I was beginning to get frustrated when I finally found the milksnake.  I had been flipping rocks for over three hours on the steep slopes of our north Boulder site.  I was tired.  I needed to pack for my trip to Florida.  I needed water.  I needed a massage.  I was not going to give up until my famous and arrogant search image came through for me.  I spotted a baby bullsnake basking right next to a small hole next to some large rocks. I jumped for joy.  I found my first snake of 2012.  WTF - read this paragraph again - every sentence starts with "I".  Oh well - so I throw in some bad writing every now and again.

Bullsnakes are not a new snake for me so I no longer "have to catch" them (another story).  Using my camera to capture them in situ (as found) is much more rewarding now instead of quickly pouncing on them.  As I kept my eye on the baby snake, I began to swing my camera around off my back (where I keep it so it doesn't bang on the rocks as I bend over to flip them) to take a picture of the baby bullsnake in situ.  As soon as I brought the camera to my eye, the snake bolted down the hole.  FUCK - I should have grabbed it to make sure I caught a snake to ensure good snake mojo followed me to Florida.  Little did I know that my luck was about to explode.

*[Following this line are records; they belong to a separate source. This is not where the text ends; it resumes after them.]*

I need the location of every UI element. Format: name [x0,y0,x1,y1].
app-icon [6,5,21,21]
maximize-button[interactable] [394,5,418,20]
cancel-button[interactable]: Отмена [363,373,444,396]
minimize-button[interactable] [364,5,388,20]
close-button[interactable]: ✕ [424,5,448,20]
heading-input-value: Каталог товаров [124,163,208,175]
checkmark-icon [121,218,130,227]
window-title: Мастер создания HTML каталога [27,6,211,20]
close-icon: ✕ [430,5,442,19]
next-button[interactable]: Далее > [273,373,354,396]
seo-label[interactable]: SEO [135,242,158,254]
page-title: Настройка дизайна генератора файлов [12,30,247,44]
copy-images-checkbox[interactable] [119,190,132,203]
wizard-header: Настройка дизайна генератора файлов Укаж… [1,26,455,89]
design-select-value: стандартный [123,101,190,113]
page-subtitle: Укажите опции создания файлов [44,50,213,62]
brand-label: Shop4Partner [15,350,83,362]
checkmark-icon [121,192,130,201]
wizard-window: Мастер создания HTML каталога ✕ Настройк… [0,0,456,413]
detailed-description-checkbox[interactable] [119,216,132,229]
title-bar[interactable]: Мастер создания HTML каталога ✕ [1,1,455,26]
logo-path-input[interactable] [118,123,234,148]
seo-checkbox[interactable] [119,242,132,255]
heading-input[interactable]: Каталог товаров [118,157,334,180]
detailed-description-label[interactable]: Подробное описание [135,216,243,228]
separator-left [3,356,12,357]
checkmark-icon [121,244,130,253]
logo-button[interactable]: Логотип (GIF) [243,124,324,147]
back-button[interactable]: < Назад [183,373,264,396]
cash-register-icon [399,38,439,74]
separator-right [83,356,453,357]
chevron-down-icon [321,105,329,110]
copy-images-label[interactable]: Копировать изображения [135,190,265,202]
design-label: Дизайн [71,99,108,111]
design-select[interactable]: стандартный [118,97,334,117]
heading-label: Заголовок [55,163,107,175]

Small hole leading to hibernaculum that the baby bullsnake escaped down. Rock with the prize is to the right.
Unlike adults, baby bullsnakes in situ are not very easy to find so when you find one you better keep looking for another one.  They seem to occur in twos and threes.  Knowing this, I was pretty confident that if I flipped the nearby rocks, I would easily find another bullsnake to get the giant and grotesque snake-less winter monkey off my back.  I got to work flipping rocks.  The third rock I flipped about flipped me out.  Under the rock was a milksnake almost 3 feet long.  It was a monster!  Milksnakes in Colorado are normally around 2 feet long so just the size of it got me excited.  I don't remember what I screamed as I found my March 14th monster milksnake but I am guessing it was close to what my friend and mentor screamed when we found a pale milksnake together in Nebraska 19 years earlier - "THERE'S THE MOTHER FUCKER NOW!".  Yes, John - you really did scream that.

March 14, 2012 - Great Plains Milksnake
I did it!  I found a snake before my Florida trip. Not only did I find a snake, I found a fucking milksnake in March.  This is unheard of in Colorado.  I was pumped and beyond excited for my trip to Florida - I just knew I would find the south Florida rainbow snake.  Unfortunately that did not happen but I do still hold the earliest record for a milksnake in Colorado.

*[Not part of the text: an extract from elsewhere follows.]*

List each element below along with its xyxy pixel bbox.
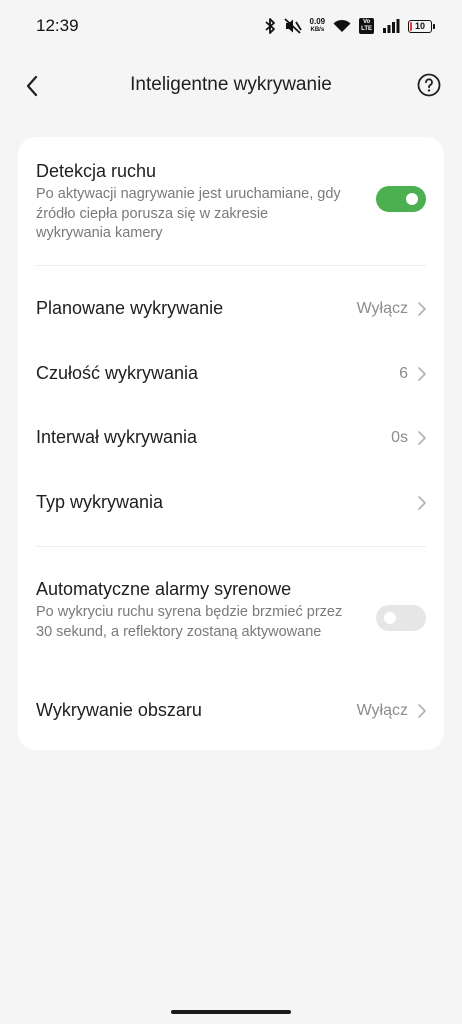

So what does that mean today?  It means I am dreaming of snakes.  When I dream of snakes, I cannot think about anything else.  Work tasks don't get completed.  Dinner doesn't get made.  I don't do anything except read and dream about snakes.  My mind goes to happy place regardless of the stress and consequences this brings.  Snakes are my happy place.  Snakes are my religion (not the freaky venomous snake free-handling kind of religion though).

Both of these snakes are rattlesnake eating snakes - I prefer to free-hand these.  :)
I will be dreaming about my March 14th milksnake hoping to break my record by finding one in February.  All my free time will be spent in the field looking for snakes before the chorus frogs even start calling or the tiger salamanders make their overland journeys to breeding ponds.  I am possessed and crazy about snakes this time of year - 4 months of no snakes is way too long for me.  

Florida is on my mind.  Florida is on my agenda.  I turn 40 this year so I am planning a solo trip to Florida to visit my old haunts - to catch some of my favorite snakes.  The short-tailed snake is on my list to find this year but first I need to book my trip.  Do any of you out there want to fund my trip?  I just need about $500.  I doubt I could be that lucky but I had to ask.  Hell, we could make it a tax deduction for you - hint, hint.

All I see is snakes in this photo
South Florida Rainbow Snake habitat
Seriously though - whatever it costs, it is worth me getting out of Colorado in the next month or so. As soon as I start catching snakes, my mood changes.  My SAD disappears with the beginning of snake season. This makes me wonder why I live in Colorado.  Oh yeah - it is incredible here if I just can survive the snake-less winter every year.